5 Par la décision 92/157/CEE, du 17 février 1992, relative à une procédure d'application de l'article 85 du traité CEE (IV/31.370 et 31.446 - UK Agricultural Tractor Registration Exchange, JO L 68, p. 19, ci-après "Décision"), la Commission a:
° constaté que l'accord d'échange d'informations sur les immatriculations de tracteurs agricoles tombe sous le coup de l'article 85, paragraphe 1, du traité, "dans la mesure où il donne lieu à un échange d'informations permettant à chaque constructeur de connaître les ventes de chacun de ses concurrents, ainsi que les ventes et les importations réalisées par ses propres concessionnaires" (article 1er);
° rejeté la demande d'exemption au titre de l'article 85, paragraphe 3, du traité (article 2);
° enjoint à l'AEA et aux membres de l'accord de mettre fin à l'infraction, si ce n'était déjà fait, et de s'abstenir à l'avenir de participer à tout accord ayant un objet ou un effet identique ou similaire (article 3).
b) Le contenu de l'accord et son contexte juridique
6 Pour être admis à circuler sur la voie publique au Royaume-Uni, tout véhicule doit, selon la loi nationale, être immatriculé, auprès du Department of Transport.

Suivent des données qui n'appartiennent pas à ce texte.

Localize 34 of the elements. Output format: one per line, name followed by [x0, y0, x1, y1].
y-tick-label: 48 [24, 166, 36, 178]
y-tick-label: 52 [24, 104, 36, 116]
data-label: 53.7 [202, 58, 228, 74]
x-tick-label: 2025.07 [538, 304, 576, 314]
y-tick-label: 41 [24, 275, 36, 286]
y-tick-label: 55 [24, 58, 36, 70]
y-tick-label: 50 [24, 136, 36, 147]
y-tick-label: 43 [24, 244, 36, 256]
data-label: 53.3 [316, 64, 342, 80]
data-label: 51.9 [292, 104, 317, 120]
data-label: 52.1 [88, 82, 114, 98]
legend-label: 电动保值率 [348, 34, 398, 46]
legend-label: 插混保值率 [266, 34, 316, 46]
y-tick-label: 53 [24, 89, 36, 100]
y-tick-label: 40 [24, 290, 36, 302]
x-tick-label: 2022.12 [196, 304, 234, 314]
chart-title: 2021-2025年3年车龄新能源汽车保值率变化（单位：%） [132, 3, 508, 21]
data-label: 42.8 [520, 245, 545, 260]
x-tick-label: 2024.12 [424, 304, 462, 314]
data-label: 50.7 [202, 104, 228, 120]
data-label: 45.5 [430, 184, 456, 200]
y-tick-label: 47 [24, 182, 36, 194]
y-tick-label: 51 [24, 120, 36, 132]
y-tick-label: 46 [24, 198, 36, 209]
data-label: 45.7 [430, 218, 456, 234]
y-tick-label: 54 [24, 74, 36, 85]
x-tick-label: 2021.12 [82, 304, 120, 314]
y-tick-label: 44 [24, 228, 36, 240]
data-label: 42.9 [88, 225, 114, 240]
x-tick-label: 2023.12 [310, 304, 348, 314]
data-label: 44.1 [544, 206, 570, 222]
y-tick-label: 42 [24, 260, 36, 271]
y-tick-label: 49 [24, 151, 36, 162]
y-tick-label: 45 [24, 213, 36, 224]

La responsabilité de ces immatriculations incombe aux Local Vehicles Licensing Offices (ci-après "LVLO"), au nombre d'environ 60. L'immatriculation des véhicules fait l'objet d'instructions ministérielles d'ordre procédural, intitulées "Procedure for the first licensing and registration of motor Vehicles". Selon ces instructions, un formulaire spécial, le formulaire V55, doit être utilisé pour présenter la demande d'immatriculation du véhicule. En vertu d'un arrangement conclu avec le ministère des Transports du Royaume-Uni, celui-ci transmet à la SIL certaines des informations recueillies par lui, à l'occasion de l'immatriculation des véhicules.
7 Les parties sont en désaccord sur un certain nombre de questions de fait relatives aux informations figurant sur ce formulaire et leur utilisation. Ces désaccords peuvent être résumés ainsi.
8 Selon la requérante, le formulaire V55 existe sous cinq formes différentes, numérotées V55/1 à V55/5 et décrites dans les instructions de procédure, précitées. Les formulaires V55/2 et V55/4, qui n'étaient utilisés que par British Leyland, ne seraient plus utilisés, cependant que le formulaire V55/3, utilisé en cas de perte ou de vol du formulaire V55/1, serait rempli à la main. Seuls seraient donc en cause en l'espèce les modèles 1 et 5.
9 Selon la Commission, le formulaire existe essentiellement sous deux formes: d'une part, le formulaire V55/1 à V55/4, qui serait "prérempli" par les constructeurs et les importateurs exclusifs et utilisé par les concessionnaires pour l'immatriculation des véhicules qui leur sont livrés et, d'autre part, le formulaire V55/5 qui serait utilisé pour les importations parallèles.
10 Selon la requérante, la formulation retenue par la Commission est de nature à induire en erreur. Le formulaire V55/5 serait employé dans le cas, d'une part, des véhicules usagés immatriculés pour la première fois au Royaume-Uni et, d'autre part, des véhicules importés au Royaume-Uni par les importateurs indépendants.